Skills-based questions that have previously come up in application forms include:

  • Capita Property and Infrastructure has asked candidates to: ‘Please give an example of a challenge that you have set yourself and describe how you have gone about achieving it.’
  • CBRE has asked: ‘What action would you take to build a relationship with a client in order to secure a long term goal? Tell us about a time when you were required to build a relationship with someone in order to help you achieve a particular goal/outcome.’
  • Gerald Eve has requested candidates: ‘Please give an example of how you have adapted your own communication style to deal with different people/clients.’

For more advice on the application process read our article on how to answer other tricky questions: why property, why this employer and why this job?

Tip 1: focus on the question

Ensure you actually answer the question being asked and choose a suitable example to talk about. ‘My tip for applicants is to think "why is this firm asking this question?" and "what are they looking for?" Then break down the question step-by-step and make sure you’re answering every section of it,’ says Mark Dubes, graduate and recruitment development manager at CBRE. For instance, to answer the Capita Property and Infrastructure past question don’t forget the second part (‘describe how you have gone about achieving the challenge’).

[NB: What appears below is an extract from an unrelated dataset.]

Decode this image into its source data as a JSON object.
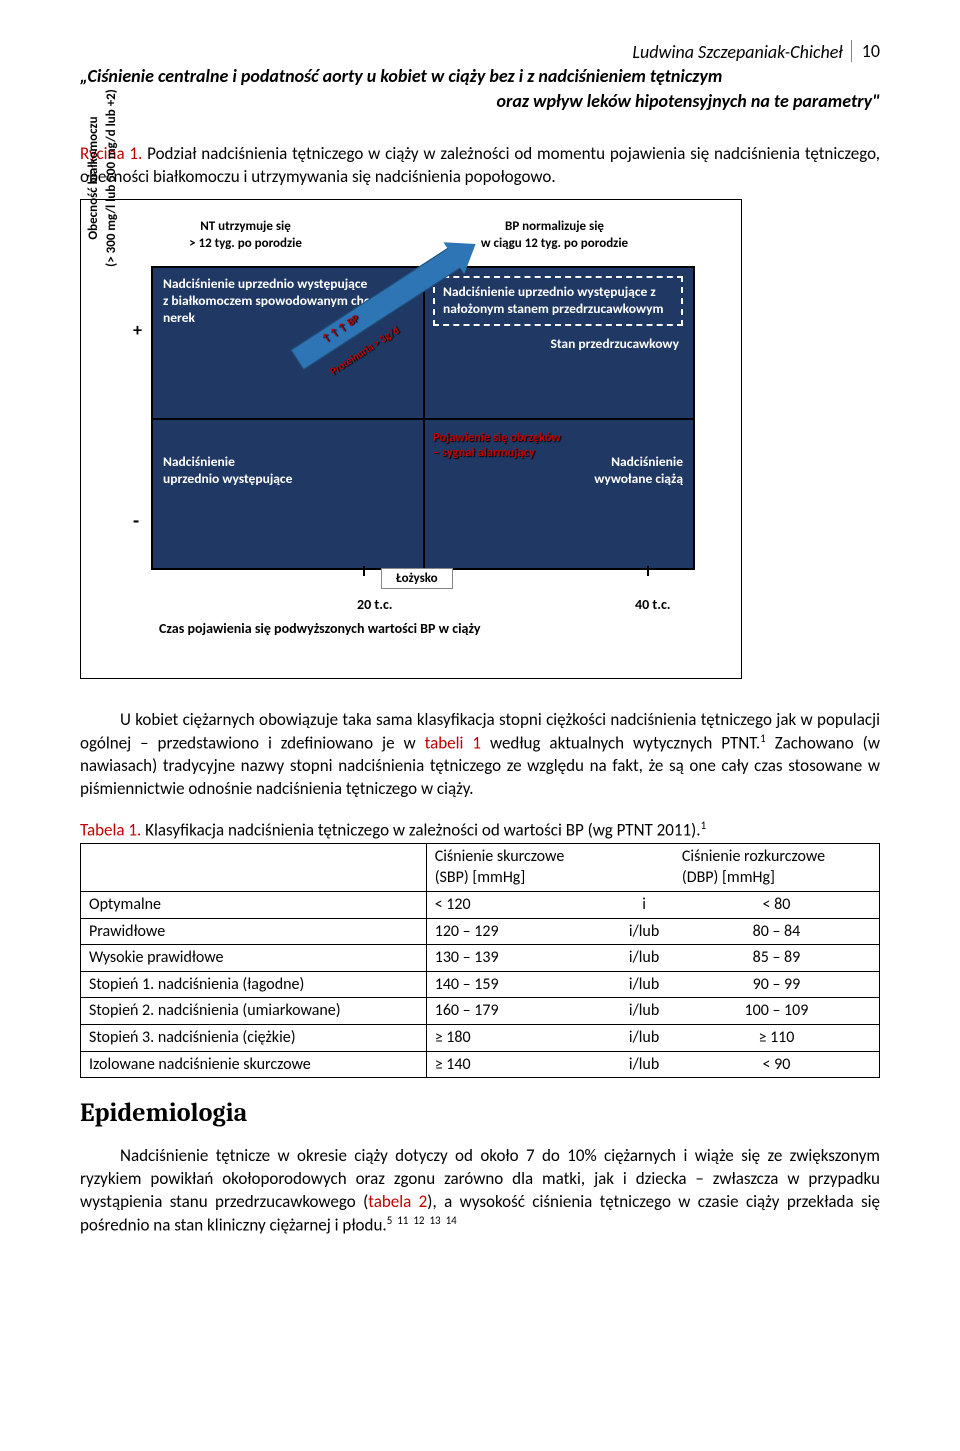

To make your example sound as relevant as possible to the skills or qualities you think the employer is interested in, use key action words to draw attention to these, such as ‘I organised/calculated/presented/liaised’.

Tip 2: use your whole life

Lauren Strangleman, graduate manager at Knight Frank, recommends including all details of your work experience history, even if it is in a different sector: ‘You can strengthen your application by emphasising all of your work experience, including part-time jobs, and not just industry-specific internships,’ she advises. ‘This will highlight that you have a good work ethic in general.’ Similarly, Amelia Dowty, graduate recruitment and training manager at JLL, says, ‘Make sure your application gives the reader a clear view of “the whole you”, not just your work experience and academic qualifications’. Include property-related experience where possible but try not to have too many answers from one part of your life; picking examples from a range of activities will show you’re a well rounded candidate.

Tip 3: take CARE

When answering these questions, don’t simply state what you did; make sure you explain and evaluate your examples fully. To do this, try the CARE approach. It will help you structure your answer and ensure you include just the right amount of relevant detail. Write about the Context, the Action you took to complete the objective and the Results of your efforts and then give an Evaluation of what you did.

For example, to answer the first question, from Capita Property and Infrastructure, your challenge might be running a charity fundraising race. The context might be that you’re not naturally athletic and you had to schedule training in around studying. The action might be that you trained regularly three times per week, planning a running schedule, keeping a record of the miles you covered and pushing on even when you found it hard. Make sure you highlight what skills you put to use here. Then the result might be that you completed the race and raised however much money for your charity. Finally, the evaluation is the important bit and your chance to show off your skills. Point out, for example, that you were determined in the face of difficulty and you planned your training effectively to make sure you achieved your goal. If you can include some of the skills mentioned in the job description, then all the better.

And finally...

Don’t fall at the final hurdle. Give credibility to your answers by proofreading your application. Read it through carefully and get it looked over by a fresh pair of eyes before you submit it. ‘Spelling and grammatical mistakes are always very noticeable,’ says Ian Clark, partner at Montagu Evans LLP. ‘Applications and CVs should always be checked carefully – it is an indication of your written communication skills.’